Since the March 2009 bottom, Mr. Market has been very focused on only the good. In fact, the rebound in stocks is often referred to as the most-hated rally in history. Growth and unemployment concerns have been tossed aside in favor of Federal Reserve easing, apparently Mr. Market’s favorite medicine. Nonetheless, doubt is beginning to rise.

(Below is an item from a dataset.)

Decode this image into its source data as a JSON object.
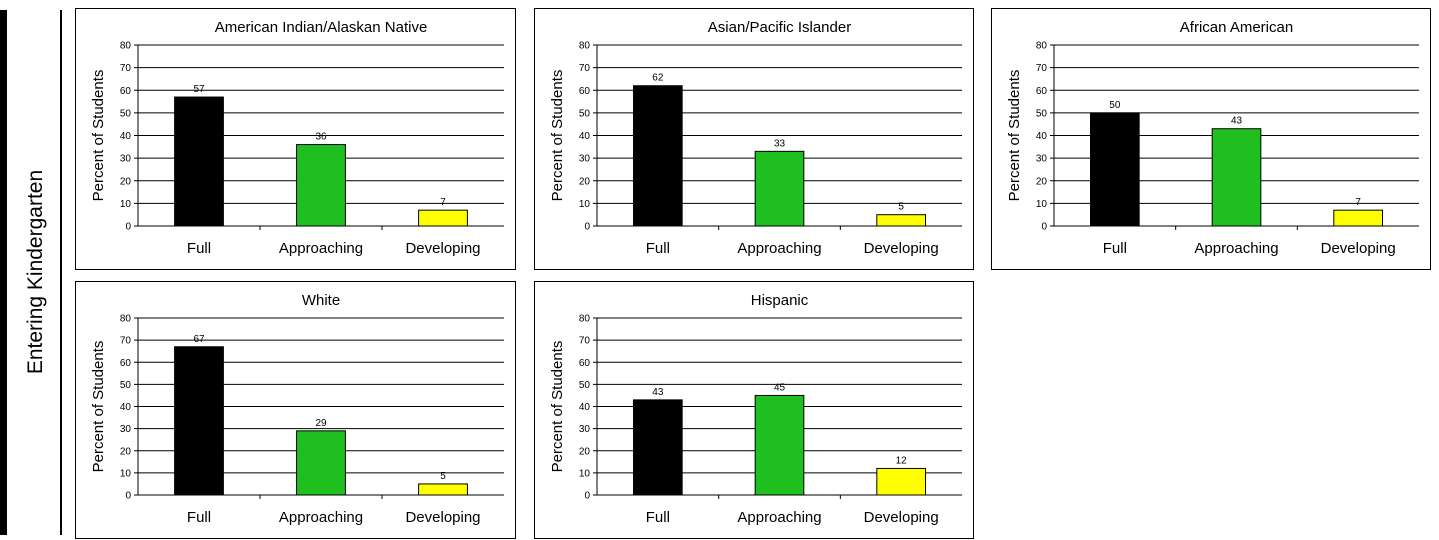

It is too early to tell if a larger pullback is underway, but stocks are feeling less certain about themselves than they did just a couple weeks ago. Cyprus stepped into the spotlight earlier this month by deciding to confiscate bank deposits to satisfy requirements for a bailout from international leaders. The small island in the Mediterranean Sea allowed its banking system to grow to roughly eight times gross domestic product, and now finds itself insolvent amid the euro-zone financial crisis. The decision to seize insured bank accounts with under 100,000 euros was ultimately reversed, but the damage is already done. Banks in the country have yet to reopen.

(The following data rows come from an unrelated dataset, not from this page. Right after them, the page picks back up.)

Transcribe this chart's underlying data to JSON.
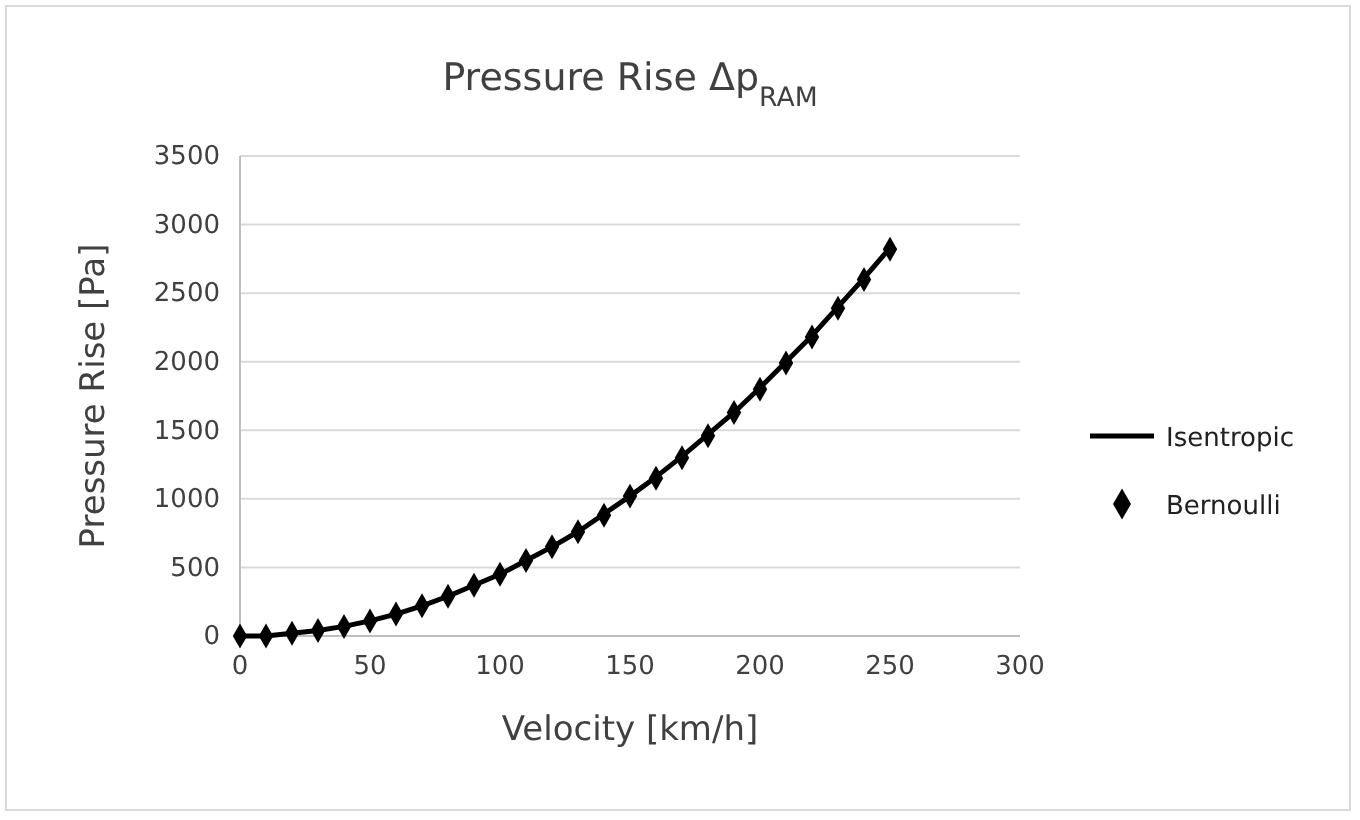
{
  "chart_data": {
    "type": "line",
    "title": "Pressure Rise Δp$_{RAM}$",
    "xlabel": "Velocity [km/h]",
    "ylabel": "Pressure Rise [Pa]",
    "x": [
      0,
      10,
      20,
      30,
      40,
      50,
      60,
      70,
      80,
      90,
      100,
      110,
      120,
      130,
      140,
      150,
      160,
      170,
      180,
      190,
      200,
      210,
      220,
      230,
      240,
      250
    ],
    "series": [
      {
        "name": "Isentropic",
        "color": "#000000",
        "marker": "none",
        "values": [
          0,
          0,
          20,
          40,
          70,
          110,
          160,
          220,
          290,
          370,
          450,
          550,
          650,
          760,
          890,
          1020,
          1160,
          1310,
          1470,
          1630,
          1810,
          2000,
          2190,
          2400,
          2610,
          2830
        ]
      },
      {
        "name": "Bernoulli",
        "type": "scatter",
        "color": "#000000",
        "marker": "diamond",
        "values": [
          0,
          0,
          20,
          40,
          70,
          110,
          160,
          220,
          290,
          370,
          450,
          550,
          650,
          760,
          880,
          1020,
          1150,
          1300,
          1460,
          1630,
          1800,
          1990,
          2180,
          2390,
          2600,
          2820
        ]
      }
    ],
    "xlim": [
      0,
      300
    ],
    "xticks": [
      0,
      50,
      100,
      150,
      200,
      250,
      300
    ],
    "ylim": [
      0,
      3500
    ],
    "yticks": [
      0,
      500,
      1000,
      1500,
      2000,
      2500,
      3000,
      3500
    ],
    "grid": "y",
    "legend": "right"
  }
}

When confidence is lost, it can be extremely hard to regain. With capital controls and contagion fears spreading, Mr. Market appears to be turning a bit more cautious. Last week, the Dow Jones Industrial Average (NYSEARCA:DIA) finished in the red to break its four-week winning streak, while the S&P 500 (NYSEARCA:SPY) continues to struggle with making new all-time nominal highs. The decline is not even a blip in the bigger picture, but it is a clear contrast to pre-Cyprus movement.